Fernando Nunes tinha a certeza de que as forças encobertas não deixariam passar aquela ocasião, não iriam ignorar aquele descuido fatal da sua segurança. Morreria nesse dia e sabia como, só não sabia de onde surgiria o golpe decisivo.
Não era supersticioso. Ou, pelo menos, achava que não era. Aliás, fazia questão de mostrar que não ligava a gatos pretos, nem se inibia de abrir guarda-chuvas em casa ou de passar por baixo de escadas. É certo que o fazia com algum acinte e esforço de racionalização. Sabia perfeitamente que certas superstições radicavam em sabedoria prática, que tinha degenerado em norma dogmática de difícil justificação e muito pouco questionamento. Usava, no entanto, de um cuidado redobrado nessas situações potencialmente nefastas. Agora, o caso era perigoso.
Esse esforço de racionalização vinha já da infância e da juventude.

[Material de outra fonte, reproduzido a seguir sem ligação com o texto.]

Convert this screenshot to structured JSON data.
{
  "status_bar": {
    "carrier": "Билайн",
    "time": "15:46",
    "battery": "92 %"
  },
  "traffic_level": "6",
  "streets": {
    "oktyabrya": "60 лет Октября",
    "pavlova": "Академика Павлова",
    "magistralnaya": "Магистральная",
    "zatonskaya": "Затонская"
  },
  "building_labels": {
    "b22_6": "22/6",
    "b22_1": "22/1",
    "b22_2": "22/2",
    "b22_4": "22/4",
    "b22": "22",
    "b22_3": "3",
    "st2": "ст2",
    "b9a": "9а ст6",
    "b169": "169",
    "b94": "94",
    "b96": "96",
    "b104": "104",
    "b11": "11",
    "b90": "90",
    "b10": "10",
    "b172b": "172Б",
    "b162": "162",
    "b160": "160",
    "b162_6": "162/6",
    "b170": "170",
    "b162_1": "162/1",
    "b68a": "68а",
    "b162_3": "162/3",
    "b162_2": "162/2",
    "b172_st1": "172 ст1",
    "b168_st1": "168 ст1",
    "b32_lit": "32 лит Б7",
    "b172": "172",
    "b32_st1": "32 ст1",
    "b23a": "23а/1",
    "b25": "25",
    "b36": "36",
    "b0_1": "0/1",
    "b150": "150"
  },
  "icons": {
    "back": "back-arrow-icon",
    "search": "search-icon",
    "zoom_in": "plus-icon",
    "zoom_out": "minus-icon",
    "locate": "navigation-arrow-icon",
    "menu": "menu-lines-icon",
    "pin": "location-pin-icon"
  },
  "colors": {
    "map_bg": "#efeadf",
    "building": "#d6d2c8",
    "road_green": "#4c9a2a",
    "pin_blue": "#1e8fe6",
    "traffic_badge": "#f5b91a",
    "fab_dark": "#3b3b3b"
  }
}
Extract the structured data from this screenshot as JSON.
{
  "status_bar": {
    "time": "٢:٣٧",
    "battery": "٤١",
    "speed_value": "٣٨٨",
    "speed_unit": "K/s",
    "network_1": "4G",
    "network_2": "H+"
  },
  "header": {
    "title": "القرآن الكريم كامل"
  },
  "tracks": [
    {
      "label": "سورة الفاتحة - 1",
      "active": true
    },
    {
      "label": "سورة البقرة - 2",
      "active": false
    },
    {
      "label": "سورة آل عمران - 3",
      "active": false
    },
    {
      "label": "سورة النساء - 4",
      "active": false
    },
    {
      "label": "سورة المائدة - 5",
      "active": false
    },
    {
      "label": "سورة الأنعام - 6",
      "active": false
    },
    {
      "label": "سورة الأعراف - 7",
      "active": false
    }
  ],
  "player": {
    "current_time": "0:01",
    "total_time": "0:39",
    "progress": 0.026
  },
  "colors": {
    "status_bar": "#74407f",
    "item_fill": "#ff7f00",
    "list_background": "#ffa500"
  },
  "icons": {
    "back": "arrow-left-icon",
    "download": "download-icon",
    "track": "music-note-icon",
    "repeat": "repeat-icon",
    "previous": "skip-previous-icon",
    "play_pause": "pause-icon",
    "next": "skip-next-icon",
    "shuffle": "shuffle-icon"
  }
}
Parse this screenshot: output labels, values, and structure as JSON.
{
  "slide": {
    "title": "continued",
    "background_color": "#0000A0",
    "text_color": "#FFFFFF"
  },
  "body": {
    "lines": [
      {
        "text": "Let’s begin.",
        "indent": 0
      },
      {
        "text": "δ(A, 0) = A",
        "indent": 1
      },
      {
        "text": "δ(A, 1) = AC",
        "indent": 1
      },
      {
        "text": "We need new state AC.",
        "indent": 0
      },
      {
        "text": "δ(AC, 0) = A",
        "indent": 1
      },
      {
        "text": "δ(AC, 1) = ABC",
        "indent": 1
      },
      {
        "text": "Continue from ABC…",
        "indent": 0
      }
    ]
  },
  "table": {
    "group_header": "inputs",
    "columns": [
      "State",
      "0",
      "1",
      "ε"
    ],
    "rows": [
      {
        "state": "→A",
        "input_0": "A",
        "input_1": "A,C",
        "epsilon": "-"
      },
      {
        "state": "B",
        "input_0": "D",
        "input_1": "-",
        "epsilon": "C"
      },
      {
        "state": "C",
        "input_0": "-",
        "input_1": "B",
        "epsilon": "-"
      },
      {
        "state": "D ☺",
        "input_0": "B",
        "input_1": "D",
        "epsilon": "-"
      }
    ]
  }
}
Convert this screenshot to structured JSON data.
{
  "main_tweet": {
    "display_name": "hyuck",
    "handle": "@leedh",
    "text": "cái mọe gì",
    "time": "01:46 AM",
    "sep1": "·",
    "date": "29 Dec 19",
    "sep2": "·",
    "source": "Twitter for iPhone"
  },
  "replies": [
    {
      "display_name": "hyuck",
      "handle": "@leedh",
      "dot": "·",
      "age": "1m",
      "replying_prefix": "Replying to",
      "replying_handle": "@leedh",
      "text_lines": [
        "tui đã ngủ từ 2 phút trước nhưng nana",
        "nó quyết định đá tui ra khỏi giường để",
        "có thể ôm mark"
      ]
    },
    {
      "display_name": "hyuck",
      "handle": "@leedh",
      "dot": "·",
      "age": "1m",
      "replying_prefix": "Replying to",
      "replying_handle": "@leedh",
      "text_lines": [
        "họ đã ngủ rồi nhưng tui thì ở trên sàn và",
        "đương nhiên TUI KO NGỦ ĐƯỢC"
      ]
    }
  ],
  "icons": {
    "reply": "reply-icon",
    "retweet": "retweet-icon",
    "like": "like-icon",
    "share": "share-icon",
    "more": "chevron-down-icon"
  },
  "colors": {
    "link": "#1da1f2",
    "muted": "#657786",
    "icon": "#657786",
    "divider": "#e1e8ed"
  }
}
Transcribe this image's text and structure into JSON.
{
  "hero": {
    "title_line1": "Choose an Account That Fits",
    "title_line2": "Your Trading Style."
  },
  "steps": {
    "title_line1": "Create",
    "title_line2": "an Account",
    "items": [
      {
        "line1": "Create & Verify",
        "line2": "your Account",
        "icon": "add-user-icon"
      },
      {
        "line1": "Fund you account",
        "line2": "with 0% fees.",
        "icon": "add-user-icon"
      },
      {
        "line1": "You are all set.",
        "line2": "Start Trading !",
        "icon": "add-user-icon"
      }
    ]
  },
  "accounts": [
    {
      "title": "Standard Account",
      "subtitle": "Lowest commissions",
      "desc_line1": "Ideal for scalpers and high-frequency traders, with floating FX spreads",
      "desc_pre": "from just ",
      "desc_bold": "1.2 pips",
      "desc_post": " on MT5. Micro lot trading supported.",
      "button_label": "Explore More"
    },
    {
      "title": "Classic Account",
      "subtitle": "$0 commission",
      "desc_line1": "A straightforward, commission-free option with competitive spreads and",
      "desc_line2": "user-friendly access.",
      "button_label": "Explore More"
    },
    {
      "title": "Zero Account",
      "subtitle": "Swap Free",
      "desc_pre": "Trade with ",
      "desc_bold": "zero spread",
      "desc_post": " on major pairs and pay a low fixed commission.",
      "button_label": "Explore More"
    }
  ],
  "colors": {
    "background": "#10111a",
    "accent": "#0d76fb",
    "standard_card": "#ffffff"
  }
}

Então, muitas vezes se sentia compelido a contar os passos entre dois pontos da rua. Se errasse por muito, sentia-se ameaçado. Como se sentia em transgressão, se pisasse alguma separação dos blocos de pedra de alguns passeios mais nobres. Tinha de fazer um esforço para decidir que nenhum perigo advinha se errasse o cálculo ou se pisasse alguma dessas separações, mas continuava o jogo mental, ao mesmo tempo lúdico e sinistro, com as entidades que tudo veriam e estariam certamente atentas às suas falhas. Era uma ameaça mais intuída que percebida, com origem indeterminada, mas obviamente sobrenatural. Nunca as vira, mas sabia que estavam sempre lá, a espiar-lhe os movimentos, a julgá-lo.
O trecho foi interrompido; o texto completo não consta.